Opinião

Chega de demagogia


Eficiência e competência favorecem o controle do nosso dinheiro. Não devemos esquecer que a verba do governo vem de nossos impostos


  Por Aristóteles Drummond 14 de Março de 2018 às 15:21

  | Jornalista


Ao invés dessa pauta eleitoral demagógica, que apequena a nossa democracia e humilha nosso povo, deveríamos produzir um grande plano comum de gestão pública para ser adotado por mais de um candidato. Os brasileiros não podem ser tratados como ignorantes que caem no palavreado vazio dos demagogos.

A população está desgostosa com seus eleitos, decepcionada com o tamanho da roubalheira, sofrida com o mal atendimento do setor de saúde, convivendo com o desemprego presente em praticamente todas as famílias e assustada com a violência. Mas, apesar de tudo, amadureceu na capacidade de perceber o que deve ser feito para melhorarmos como Nação séria e justa.

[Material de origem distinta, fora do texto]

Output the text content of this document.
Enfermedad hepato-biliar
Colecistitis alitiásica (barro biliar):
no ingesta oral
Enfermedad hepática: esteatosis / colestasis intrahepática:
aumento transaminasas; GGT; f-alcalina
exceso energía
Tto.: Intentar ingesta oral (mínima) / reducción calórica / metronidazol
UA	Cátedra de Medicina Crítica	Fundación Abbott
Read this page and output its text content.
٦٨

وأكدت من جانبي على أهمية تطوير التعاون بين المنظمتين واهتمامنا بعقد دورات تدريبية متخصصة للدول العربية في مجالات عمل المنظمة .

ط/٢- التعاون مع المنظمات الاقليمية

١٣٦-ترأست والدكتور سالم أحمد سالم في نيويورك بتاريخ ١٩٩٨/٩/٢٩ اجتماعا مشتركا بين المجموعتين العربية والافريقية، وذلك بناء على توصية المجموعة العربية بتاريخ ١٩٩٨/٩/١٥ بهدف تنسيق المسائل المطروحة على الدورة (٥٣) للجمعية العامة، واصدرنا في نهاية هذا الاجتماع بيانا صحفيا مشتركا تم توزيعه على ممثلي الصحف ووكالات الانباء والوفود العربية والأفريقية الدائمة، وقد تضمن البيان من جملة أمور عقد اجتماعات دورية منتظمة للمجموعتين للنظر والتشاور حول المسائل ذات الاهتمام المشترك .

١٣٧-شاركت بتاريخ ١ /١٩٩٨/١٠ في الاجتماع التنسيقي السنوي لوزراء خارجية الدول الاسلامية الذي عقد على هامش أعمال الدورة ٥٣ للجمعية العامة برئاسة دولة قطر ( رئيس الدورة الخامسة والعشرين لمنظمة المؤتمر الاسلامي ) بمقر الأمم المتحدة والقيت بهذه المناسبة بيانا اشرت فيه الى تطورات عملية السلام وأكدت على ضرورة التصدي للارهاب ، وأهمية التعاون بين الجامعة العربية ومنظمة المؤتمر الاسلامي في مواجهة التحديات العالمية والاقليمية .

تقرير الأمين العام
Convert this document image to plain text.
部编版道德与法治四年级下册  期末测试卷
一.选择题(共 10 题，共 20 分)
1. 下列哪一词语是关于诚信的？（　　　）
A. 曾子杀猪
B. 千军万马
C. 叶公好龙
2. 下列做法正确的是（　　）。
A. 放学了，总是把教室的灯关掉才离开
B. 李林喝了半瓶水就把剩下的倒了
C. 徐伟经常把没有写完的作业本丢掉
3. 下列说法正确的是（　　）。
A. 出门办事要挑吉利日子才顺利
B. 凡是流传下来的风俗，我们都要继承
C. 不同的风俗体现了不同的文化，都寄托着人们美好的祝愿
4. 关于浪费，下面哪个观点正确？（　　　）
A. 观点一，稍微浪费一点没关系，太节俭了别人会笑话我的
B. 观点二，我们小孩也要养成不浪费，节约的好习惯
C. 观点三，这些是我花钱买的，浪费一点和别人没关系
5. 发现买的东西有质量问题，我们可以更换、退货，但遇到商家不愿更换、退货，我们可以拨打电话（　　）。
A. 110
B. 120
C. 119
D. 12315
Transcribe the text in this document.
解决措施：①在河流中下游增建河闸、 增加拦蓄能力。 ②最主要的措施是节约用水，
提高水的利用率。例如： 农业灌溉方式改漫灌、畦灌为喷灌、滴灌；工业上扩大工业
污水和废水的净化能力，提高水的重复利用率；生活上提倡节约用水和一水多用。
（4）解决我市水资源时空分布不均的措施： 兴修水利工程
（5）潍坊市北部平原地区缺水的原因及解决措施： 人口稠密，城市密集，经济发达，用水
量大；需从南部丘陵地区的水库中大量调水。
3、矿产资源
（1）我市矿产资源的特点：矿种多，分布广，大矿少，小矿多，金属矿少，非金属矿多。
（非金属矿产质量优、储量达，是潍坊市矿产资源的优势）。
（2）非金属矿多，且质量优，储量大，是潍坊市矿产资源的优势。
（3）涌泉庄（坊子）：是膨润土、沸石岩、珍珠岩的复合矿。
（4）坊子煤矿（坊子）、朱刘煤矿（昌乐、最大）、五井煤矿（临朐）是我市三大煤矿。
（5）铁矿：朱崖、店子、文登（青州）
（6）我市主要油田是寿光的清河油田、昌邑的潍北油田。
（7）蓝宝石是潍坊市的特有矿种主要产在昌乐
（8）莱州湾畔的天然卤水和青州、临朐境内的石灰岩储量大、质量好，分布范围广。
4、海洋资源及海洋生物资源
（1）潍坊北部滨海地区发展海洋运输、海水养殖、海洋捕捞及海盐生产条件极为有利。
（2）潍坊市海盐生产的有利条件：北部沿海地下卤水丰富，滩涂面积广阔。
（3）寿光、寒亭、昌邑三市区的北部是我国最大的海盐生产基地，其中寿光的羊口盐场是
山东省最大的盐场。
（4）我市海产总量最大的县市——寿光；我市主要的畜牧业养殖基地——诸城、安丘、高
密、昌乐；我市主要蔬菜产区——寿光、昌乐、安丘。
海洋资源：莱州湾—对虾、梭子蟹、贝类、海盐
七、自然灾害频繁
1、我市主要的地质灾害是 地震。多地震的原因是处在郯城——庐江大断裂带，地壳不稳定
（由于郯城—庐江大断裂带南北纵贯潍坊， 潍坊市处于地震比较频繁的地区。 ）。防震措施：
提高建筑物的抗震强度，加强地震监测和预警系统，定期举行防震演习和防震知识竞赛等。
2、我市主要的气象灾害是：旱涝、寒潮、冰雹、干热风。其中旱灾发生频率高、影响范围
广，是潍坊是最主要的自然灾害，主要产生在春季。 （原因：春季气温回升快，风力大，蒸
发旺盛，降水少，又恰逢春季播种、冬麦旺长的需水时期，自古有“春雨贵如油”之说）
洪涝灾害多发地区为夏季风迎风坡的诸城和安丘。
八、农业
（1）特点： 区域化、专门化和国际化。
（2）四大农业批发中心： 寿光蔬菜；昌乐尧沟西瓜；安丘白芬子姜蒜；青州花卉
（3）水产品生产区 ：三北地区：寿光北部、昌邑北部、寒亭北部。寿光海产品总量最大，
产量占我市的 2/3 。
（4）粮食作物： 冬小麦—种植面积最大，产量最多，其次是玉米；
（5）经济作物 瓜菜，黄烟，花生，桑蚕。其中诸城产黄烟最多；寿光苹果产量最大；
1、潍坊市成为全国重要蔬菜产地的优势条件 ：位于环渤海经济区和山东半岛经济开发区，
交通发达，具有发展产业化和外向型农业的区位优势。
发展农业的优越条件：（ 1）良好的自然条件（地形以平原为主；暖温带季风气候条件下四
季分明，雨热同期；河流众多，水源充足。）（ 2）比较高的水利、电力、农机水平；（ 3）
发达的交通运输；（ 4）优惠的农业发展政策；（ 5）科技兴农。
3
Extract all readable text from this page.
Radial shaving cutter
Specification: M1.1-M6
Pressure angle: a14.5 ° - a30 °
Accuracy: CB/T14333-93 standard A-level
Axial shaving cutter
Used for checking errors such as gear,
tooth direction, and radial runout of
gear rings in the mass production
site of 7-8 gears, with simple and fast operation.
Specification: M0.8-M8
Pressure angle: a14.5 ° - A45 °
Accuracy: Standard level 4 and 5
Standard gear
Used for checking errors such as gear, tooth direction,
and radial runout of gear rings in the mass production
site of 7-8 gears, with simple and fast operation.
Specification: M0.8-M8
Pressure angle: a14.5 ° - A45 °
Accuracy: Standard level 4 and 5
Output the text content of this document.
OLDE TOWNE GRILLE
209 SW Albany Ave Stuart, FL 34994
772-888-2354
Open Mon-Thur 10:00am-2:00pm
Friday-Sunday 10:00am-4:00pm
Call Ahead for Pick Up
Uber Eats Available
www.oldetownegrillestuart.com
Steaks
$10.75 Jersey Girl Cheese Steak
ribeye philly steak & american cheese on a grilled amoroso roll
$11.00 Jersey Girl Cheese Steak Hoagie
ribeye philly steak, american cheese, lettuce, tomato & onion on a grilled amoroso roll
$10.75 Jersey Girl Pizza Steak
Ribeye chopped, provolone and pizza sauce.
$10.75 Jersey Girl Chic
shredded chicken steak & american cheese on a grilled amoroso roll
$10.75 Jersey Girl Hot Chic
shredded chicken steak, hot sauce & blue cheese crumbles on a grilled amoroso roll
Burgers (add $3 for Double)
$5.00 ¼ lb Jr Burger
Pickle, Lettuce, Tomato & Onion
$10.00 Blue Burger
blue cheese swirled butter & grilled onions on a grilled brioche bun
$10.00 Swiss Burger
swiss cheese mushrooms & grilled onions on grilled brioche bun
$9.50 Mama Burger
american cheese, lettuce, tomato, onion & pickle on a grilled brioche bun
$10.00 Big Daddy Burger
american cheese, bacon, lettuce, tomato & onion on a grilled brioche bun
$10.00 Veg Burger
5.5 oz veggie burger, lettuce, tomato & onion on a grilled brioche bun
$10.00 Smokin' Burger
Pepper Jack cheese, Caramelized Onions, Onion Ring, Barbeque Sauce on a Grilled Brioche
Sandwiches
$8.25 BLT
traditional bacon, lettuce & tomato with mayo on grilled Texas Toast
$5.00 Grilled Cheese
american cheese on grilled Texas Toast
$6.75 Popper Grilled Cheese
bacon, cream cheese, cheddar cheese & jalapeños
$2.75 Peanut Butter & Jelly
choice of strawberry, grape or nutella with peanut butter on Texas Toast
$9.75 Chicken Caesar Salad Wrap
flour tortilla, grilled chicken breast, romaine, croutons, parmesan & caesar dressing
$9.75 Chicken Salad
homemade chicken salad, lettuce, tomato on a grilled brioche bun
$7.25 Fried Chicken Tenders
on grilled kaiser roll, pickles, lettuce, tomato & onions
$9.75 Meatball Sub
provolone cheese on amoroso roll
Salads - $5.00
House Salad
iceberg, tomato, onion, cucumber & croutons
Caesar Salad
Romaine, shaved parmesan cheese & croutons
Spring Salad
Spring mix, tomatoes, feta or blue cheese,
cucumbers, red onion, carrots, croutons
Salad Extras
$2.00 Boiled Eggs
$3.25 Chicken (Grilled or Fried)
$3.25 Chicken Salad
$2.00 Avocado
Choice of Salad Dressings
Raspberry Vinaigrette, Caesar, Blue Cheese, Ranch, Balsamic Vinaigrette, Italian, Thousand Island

A sociedade está pronta para entender que a melhora passa pelo sacrifício de alguns. E estes estão nas classes mais altas; não nos menos favorecidos. Exemplo é o lamentável adiamento da reforma da previdência, que só afetaria, em aprovada, quem ganha mais de cinco mil reais.

Temos de simplificar os tributos, a começar pelo Imposto de Renda, que leva à loucura, todos os anos, dezenas de milhões de brasileiros que declaram, levados a uma minúcia que beira o absurdo. Um contribuinte de classe média tem de declarar até o dinheiro que tem em casa, inclusive divisas para viagens, em importâncias insignificantes, quando deveria ser acima de determinado patamar. Precisa ainda relacionar quadros e esculturas, por exemplo, muitas herdadas.

Hoje, com o grau de avanço tecnológico, seria muito fácil um controle eletrônico, com mais impostos nas pontas da produção e do consumo. Assim, seriam eliminados a burocracia e o terror de ameaças do fisco e de cobrança de imposto sobre a valorização de ativos mobiliários ou imobiliários. Isso torna o Estado sócio do cidadão nos lucros, mas não nos prejuízos por perdas de mercado ou deterioração de imóveis pela desordem urbana leniente com invasões e criação de comunidades que levam famílias a perdas do que foi construído com muito sacrifício.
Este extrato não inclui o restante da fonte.